Simple Checksums Considered Harmful

Lets talk about iSCSI for a moment, as a launching point for a discussion about data integrity. iSCSI relies on CRC32 to catch data corruption. CRC32 is a good fit for this purpose, but most previous uses of it had been confined to very low levels of the system and implemented in hardware. iSCSI uses CRC32 way up in the protocol header, where it is generally computed in software. The overhead of computing the CRC is one reason why so many hardware offload adaptors were developed for iSCSI.

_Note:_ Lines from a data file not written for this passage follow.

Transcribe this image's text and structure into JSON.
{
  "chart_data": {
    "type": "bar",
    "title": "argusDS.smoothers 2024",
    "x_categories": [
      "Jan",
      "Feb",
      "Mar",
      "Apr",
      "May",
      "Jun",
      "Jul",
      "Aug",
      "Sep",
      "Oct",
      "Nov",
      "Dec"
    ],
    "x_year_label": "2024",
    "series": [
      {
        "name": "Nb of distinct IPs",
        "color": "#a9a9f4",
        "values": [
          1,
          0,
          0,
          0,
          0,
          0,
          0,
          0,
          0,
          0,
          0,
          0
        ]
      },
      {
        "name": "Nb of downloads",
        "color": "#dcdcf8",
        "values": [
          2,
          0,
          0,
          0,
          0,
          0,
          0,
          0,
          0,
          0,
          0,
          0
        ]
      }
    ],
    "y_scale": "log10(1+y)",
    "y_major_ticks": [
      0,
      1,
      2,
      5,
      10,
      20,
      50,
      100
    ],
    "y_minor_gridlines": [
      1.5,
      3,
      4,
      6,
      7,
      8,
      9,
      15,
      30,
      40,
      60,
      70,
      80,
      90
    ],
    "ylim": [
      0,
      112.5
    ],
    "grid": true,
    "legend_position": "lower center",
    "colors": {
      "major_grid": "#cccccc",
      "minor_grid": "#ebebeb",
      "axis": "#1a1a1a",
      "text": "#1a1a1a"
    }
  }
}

Intel recently released a whitepaper describing how they achieved 1 million iSCSI operations per second. One fascinating tidbit is that the CRC32 is no longer a bottleneck. The Nehalem architecture includes an instruction to compute it directly, as part of SSE 4.2. The new instruction is described in the Intel64 and IA-32 Architectures Software Developer's Manual Volume 2A: Instruction Set Reference, A-M. It is on page 3-221 of the December 2009 edition; search for CRC32 in later editions.

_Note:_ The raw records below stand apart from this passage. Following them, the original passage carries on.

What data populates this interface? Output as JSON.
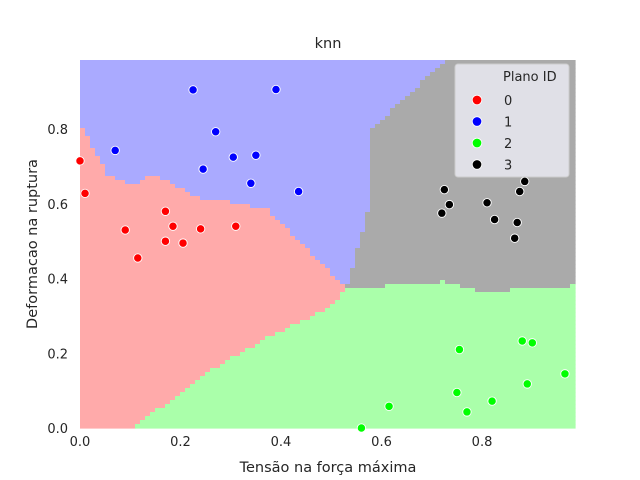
{
  "chart_data": {
    "type": "scatter",
    "title": "knn",
    "xlabel": "Tensão na força máxima",
    "ylabel": "Deformacao na ruptura",
    "xlim": [
      0.0,
      0.985
    ],
    "ylim": [
      0.0,
      0.985
    ],
    "xticks": [
      0.0,
      0.2,
      0.4,
      0.6,
      0.8
    ],
    "yticks": [
      0.0,
      0.2,
      0.4,
      0.6,
      0.8
    ],
    "xtick_labels": [
      "0.0",
      "0.2",
      "0.4",
      "0.6",
      "0.8"
    ],
    "ytick_labels": [
      "0.0",
      "0.2",
      "0.4",
      "0.6",
      "0.8"
    ],
    "grid": false,
    "legend": {
      "title": "Plano ID",
      "position": "top-right"
    },
    "background": "knn decision regions (k-nearest-neighbour classification of the plane)",
    "region_colors": {
      "0": "#ffaaaa",
      "1": "#aaaaff",
      "2": "#aaffaa",
      "3": "#aaaaaa"
    },
    "series": [
      {
        "name": "0",
        "color": "#ff0000",
        "points": [
          [
            0.0,
            0.715
          ],
          [
            0.01,
            0.628
          ],
          [
            0.09,
            0.53
          ],
          [
            0.115,
            0.455
          ],
          [
            0.17,
            0.58
          ],
          [
            0.17,
            0.5
          ],
          [
            0.185,
            0.54
          ],
          [
            0.205,
            0.495
          ],
          [
            0.24,
            0.533
          ],
          [
            0.31,
            0.54
          ]
        ]
      },
      {
        "name": "1",
        "color": "#0000ff",
        "points": [
          [
            0.07,
            0.743
          ],
          [
            0.225,
            0.905
          ],
          [
            0.245,
            0.693
          ],
          [
            0.27,
            0.793
          ],
          [
            0.305,
            0.725
          ],
          [
            0.34,
            0.655
          ],
          [
            0.35,
            0.73
          ],
          [
            0.39,
            0.906
          ],
          [
            0.435,
            0.633
          ]
        ]
      },
      {
        "name": "2",
        "color": "#00ff00",
        "points": [
          [
            0.56,
            0.0
          ],
          [
            0.615,
            0.058
          ],
          [
            0.75,
            0.095
          ],
          [
            0.755,
            0.21
          ],
          [
            0.77,
            0.043
          ],
          [
            0.82,
            0.072
          ],
          [
            0.88,
            0.233
          ],
          [
            0.89,
            0.118
          ],
          [
            0.9,
            0.228
          ],
          [
            0.965,
            0.145
          ]
        ]
      },
      {
        "name": "3",
        "color": "#000000",
        "points": [
          [
            0.72,
            0.575
          ],
          [
            0.725,
            0.638
          ],
          [
            0.735,
            0.598
          ],
          [
            0.81,
            0.603
          ],
          [
            0.825,
            0.558
          ],
          [
            0.865,
            0.508
          ],
          [
            0.87,
            0.55
          ],
          [
            0.875,
            0.633
          ],
          [
            0.885,
            0.66
          ]
        ]
      }
    ]
  }
}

CRC32 r32, r/m8Accumulate CRC32 on r/m8
CRC32 r32, r/m16Accumulate CRC32 on r/m16
CRC32 r32, r/m32Accumulate CRC32 on r/m32
CRC32 r64, r/m8Accumulate CRC32 on r/m8
CRC32 r64, r/m64Accumulate CRC32 on r/m64

Thats it. You load words from memory and hand them to the CRC32 instruction. If you were already making a pass over the data for any reason, the CRC calculation is free. Table-driven CRC generation implementations were already fast, but this is even faster.

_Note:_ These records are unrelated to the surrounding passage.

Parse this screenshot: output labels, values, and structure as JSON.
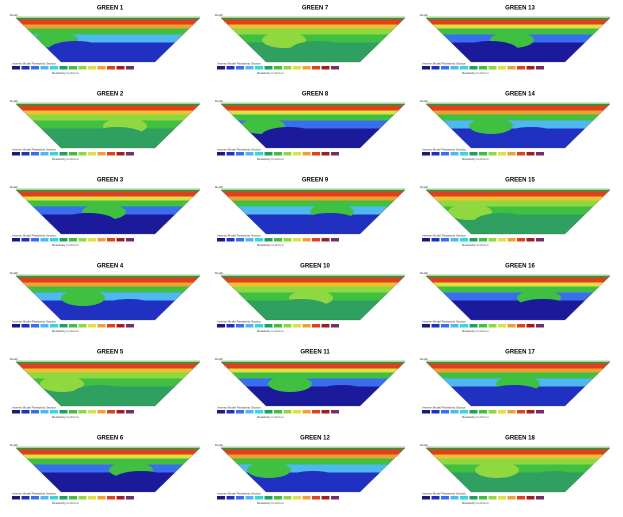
{
  "panels": [
    {
      "title": "GREEN 1"
    },
    {
      "title": "GREEN 7"
    },
    {
      "title": "GREEN 13"
    },
    {
      "title": "GREEN 2"
    },
    {
      "title": "GREEN 8"
    },
    {
      "title": "GREEN 14"
    },
    {
      "title": "GREEN 3"
    },
    {
      "title": "GREEN 9"
    },
    {
      "title": "GREEN 15"
    },
    {
      "title": "GREEN 4"
    },
    {
      "title": "GREEN 10"
    },
    {
      "title": "GREEN 16"
    },
    {
      "title": "GREEN 5"
    },
    {
      "title": "GREEN 11"
    },
    {
      "title": "GREEN 17"
    },
    {
      "title": "GREEN 6"
    },
    {
      "title": "GREEN 12"
    },
    {
      "title": "GREEN 18"
    }
  ],
  "depth_label": "Depth",
  "section_label": "Inverse Model Resistivity Section",
  "unit_label": "Resistivity in ohm.m"
}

What does this mean? I think it means weak checksums should no longer be used for anything. Applications which care about data integrity moved to MD5 or SHA1 years ago, but you still see specifications in other contexts written to use Adler-32 or even the venerable 16-bit TCP checksum. Its not appropriate to use these any more. Server CPUs can compute CRC32 for free, and embedded CPUs have long included CRC32 calculation in DMA engines.